OpenAI has struck a partnership with Taiwan’s Foxconn to co-develop multiple generations of AI servers and to manufacture core components — including power, networking and cooling systems — at Foxconn’s U.S. facilities, with OpenAI receiving early evaluation access and the option to purchase the systems; no financial terms were disclosed. The tie-up is designed to accelerate deployment and secure long‑term U.S. capacity as part of OpenAI’s broader infrastructure push, which the company frames as a chance to “reindustrialize America,” and follows a string of large commitments and partnerships (OpenAI has cited roughly $1.4 trillion in spending commitments, a targeted $20 billion in annualized revenue this year and multibillion-dollar deals with Nvidia, Microsoft, Google, Amazon and Oracle). Foxconn brings scale and experience building AI-tailored server racks and is a key supplier to Nvidia, but its checkered U.S. history (notably the failed Wisconsin plant) highlights execution risk even as the deal further localizes OpenAI’s supply chain.

Analysis

OpenAI announced a partnership with Taiwan's Foxconn to co-develop multiple generations of AI servers and manufacture core components — power, networking and cooling — at Foxconn's U.S. facilities (Wisconsin, Ohio, Texas, Virginia and Indiana), with OpenAI receiving early evaluation access and an option to purchase; no financial terms were disclosed.
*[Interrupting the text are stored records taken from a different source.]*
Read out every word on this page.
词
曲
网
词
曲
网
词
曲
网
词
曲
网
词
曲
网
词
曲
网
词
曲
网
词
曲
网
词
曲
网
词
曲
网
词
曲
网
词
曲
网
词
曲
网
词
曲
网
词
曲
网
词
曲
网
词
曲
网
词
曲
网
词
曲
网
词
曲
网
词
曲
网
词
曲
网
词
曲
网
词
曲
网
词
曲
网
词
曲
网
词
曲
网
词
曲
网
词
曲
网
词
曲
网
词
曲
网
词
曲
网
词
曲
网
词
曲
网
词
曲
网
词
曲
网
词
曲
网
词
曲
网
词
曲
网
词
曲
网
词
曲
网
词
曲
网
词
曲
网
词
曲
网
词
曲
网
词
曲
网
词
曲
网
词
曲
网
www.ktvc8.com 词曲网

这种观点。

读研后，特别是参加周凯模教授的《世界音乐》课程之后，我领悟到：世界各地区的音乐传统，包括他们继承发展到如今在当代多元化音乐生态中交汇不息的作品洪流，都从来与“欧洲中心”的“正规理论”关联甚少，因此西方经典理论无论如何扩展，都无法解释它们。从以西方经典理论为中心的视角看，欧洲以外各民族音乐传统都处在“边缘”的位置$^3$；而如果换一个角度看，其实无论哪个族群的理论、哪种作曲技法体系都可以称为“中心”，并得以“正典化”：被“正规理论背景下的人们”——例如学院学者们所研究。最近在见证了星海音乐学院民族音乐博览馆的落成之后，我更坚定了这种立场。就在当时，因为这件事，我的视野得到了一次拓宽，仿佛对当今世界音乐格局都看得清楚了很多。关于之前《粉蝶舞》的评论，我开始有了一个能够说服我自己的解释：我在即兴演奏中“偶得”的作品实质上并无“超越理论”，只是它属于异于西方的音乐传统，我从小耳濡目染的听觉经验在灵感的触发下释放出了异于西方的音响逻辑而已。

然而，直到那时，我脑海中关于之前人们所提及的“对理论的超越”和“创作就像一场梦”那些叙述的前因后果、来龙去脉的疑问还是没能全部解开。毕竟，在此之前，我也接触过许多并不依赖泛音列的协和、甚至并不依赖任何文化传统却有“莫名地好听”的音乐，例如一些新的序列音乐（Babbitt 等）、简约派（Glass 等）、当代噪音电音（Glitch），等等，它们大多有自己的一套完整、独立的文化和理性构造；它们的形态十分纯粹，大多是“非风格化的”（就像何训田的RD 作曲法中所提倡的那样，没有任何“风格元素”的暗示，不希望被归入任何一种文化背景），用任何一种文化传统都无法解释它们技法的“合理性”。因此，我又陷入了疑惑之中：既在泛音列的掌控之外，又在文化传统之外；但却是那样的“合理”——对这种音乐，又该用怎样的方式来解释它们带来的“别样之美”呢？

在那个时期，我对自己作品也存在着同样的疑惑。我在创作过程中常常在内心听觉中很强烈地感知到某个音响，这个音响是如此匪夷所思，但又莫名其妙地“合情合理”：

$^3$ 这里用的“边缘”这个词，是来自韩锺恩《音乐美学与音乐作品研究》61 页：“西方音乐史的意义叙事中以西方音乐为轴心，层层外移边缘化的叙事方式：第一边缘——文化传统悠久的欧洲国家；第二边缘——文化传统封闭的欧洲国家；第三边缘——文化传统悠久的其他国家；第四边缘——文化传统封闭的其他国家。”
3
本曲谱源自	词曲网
The deal is positioned to accelerate deployment and localize long-term U.S. capacity as part of OpenAI's infrastructure push. This move sits within OpenAI's broader capital plan: the company has cited roughly $1.4 trillion in spending commitments, a target of $20 billion in annualized revenue by year-end and forecasts of “hundreds of billions” by 2030, and it has existing strategic links to Nvidia (an announced but unfinalized $100 billion arrangement) and cloud partnerships with Microsoft, Google and Amazon plus compute commitments with Oracle. Foxconn brings scale and experience building AI-tailored server racks and is a key supplier to Nvidia, which suggests component and assembly synergies with dominant GPU demand. The strategic upside is faster U.S. deployment and reduced offshore supply-chain exposure, but execution and commercial risk are material: Foxconn's failed Wisconsin panel plant highlights U.S. execution history, OpenAI has not disclosed pricing or volume commitments, and the capital intensity and profitability of converting announced spending into sustainable revenue remain open questions. Market signals are mildly positive with the strongest per-ticker uplift for Nvidia, but investors should treat near-term benefits as contingent on contract terms, timelines and Foxconn's delivery performance.